# Current in a inductor

1. Apr 15, 2010

### Angello90

1. The problem statement, all variables and given/known data
If the current in the inductor 10mH decreases exponentially from its
initial value of 14 A with a time constant of 3 seconds, what is the voltage
across the inductor at the instant when the current reaches 7 A?

2. Relevant equations
V(t)=L di/dt

3. The attempt at a solution
di = 7, dt=3
thus
V=(10e-3)(7/3)=0.0233v

Am I correct?

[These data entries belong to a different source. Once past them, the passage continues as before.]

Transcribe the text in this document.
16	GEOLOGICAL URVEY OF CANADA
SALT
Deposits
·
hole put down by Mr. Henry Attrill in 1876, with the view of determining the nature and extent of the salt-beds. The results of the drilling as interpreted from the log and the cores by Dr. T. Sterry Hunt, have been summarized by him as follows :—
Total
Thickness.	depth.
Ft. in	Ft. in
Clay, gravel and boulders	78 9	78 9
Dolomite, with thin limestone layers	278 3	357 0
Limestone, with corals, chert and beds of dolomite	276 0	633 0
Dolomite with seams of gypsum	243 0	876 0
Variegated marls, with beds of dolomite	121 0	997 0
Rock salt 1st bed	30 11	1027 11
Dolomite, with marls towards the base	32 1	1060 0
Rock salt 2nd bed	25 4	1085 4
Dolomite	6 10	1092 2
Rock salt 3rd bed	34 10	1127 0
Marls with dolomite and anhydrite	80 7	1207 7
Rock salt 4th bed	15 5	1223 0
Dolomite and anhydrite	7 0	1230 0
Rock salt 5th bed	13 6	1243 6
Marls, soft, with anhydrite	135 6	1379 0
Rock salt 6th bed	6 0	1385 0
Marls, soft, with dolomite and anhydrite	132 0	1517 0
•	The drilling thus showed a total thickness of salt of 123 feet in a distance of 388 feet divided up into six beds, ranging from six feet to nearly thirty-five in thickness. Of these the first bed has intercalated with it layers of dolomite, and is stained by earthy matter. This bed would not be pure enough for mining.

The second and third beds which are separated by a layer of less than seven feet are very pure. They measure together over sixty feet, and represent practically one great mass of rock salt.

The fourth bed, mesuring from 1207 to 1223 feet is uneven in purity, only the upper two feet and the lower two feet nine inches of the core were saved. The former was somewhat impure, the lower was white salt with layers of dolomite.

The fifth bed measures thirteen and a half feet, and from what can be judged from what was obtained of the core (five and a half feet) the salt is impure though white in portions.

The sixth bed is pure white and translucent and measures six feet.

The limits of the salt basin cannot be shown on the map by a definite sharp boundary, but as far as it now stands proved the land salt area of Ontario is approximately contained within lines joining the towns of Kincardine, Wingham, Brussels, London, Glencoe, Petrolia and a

Seems to be too simple for me

2. Apr 15, 2010

### xcvxcvvc

you have to use the equation for a discharging inductor in an RL circuit.
$$V=IR$$
$$V_{inductor} - V_{resistor} = 0$$
$$L\frac{di}{dt} = IR$$
$$\frac{R}{L}dt = \frac{di}{i}$$
$$\frac{Rt}{L}= ln(i) + c_1$$
$$i(t) = c_2e^{\frac{Rt}{L}}$$
$$c_2$$ is the initial current (which is given)

3. Apr 16, 2010

### Angello90

but there is no resistor in the circuit

4. Apr 16, 2010

### xcvxcvvc

We know that the time constant is equal to:
[tex]\frac{L}{R}[/tex[
Since the inductor has a time constant other than infinity, we know that there is a resistance. If resistance was zero, the time constant would be infinity, and the inductor would never lose current (i.e. it would never lose energy) since there would be no resistive losses.

Since we know L and Timeconsant, we can solve for resistance if you wanted to know it.

5. Apr 17, 2010

### Angello90

Ok now I get it. It's all about internal resistance right?

Thanks a lot xcvxcvc